CREATE TABLE related_articles (
    article_id1 integer NOT NULL,
    article_id2 integer NOT NULL,
    kind varchar,
    PRIMARY KEY (article_id1, article_id2, kind),
    FOREIGN KEY (article_id1) REFERENCES article (article_id),
    FOREIGN KEY (article_id2) REFERENCES article (article_id)
);

As you can see in the above code snippet an article is defined by it's ID. The data_minerva table does not contain an ID column. Now when I want to transfer data from data_minerva to related_articles I come into trouble that there are duplicates in the data_minerva table and they violate the primary key constrain of the table related_articles. However I tried creating a rule to ignore these duplicates but with no succes. I think I need to do something more with the SELECT DISTINCT but I can't to figure it out. The query I use to transfer data:

CREATE RULE "ignore" AS ON INSERT TO related_articles
    WHERE EXISTS (SELECT 1 FROM related_articles WHERE article_id1=NEW.article_id1 AND article_id2=NEW.article_id2 AND kind=NEW.kind)
DO INSTEAD NOTHING;


INSERT INTO related_articles (article_id1, article_id2, kind)
SELECT DISTINCT ON (data_minerva.articletitle, data_minerva.articlestarttime, data_minerva.writeremail,article.id, article.id, data_minerva.linkedarticletitle, data_minerva.linkedarticlestarttime)
(SELECT article_id FROM article WHERE data_minerva.linkedarticletitle IS NOT NULL AND article.title=data_minerva.articletitle AND article.creation_time=data_minerva.articlestarttime::timestamp),
(SELECT article_id FROM article WHERE article.title=data_minerva.linkedarticletitle AND article.creation_time=data_minerva.linkedarticlestarttime::timestamp),
linkedtype FROM data_minerva, article WHERE data_minerva.linkedarticletitle IS NOT NULL;

Solution

  • You're probably better served by thinking along these lines.
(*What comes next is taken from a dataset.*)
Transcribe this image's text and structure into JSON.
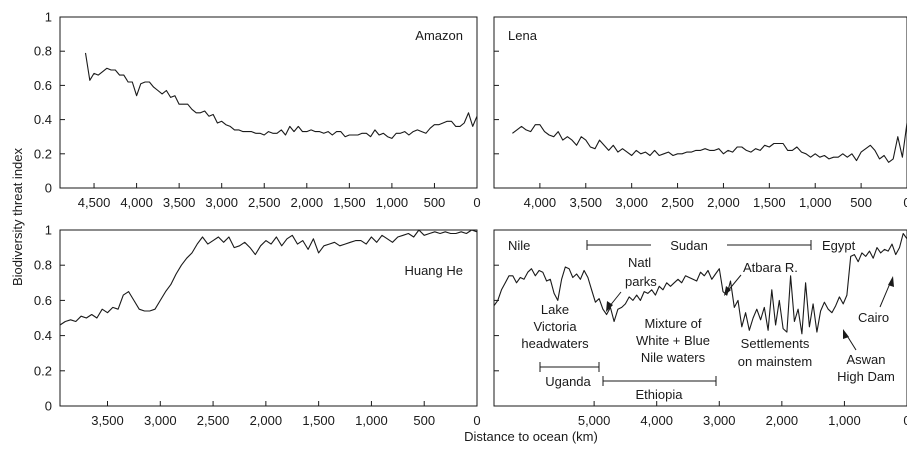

    select a1.article_id, a2.article_id, d.linkedtype
    from article a1
    inner join data_minerva d on a1.title = d.articletitle and a1.creation_time = d.articlestarttime
    inner join article a2 on a2.title = d.linkedarticletitle and a2.creation_time = d.linkedarticlestarttime
    

    It's possible this needs to be select distinct instead of just select. You might also need to check for null article titles, or you might need to handle null article titles separately.

    Once you're satisfied that this query returns the right rows, just put insert into related_articles on top, and run it.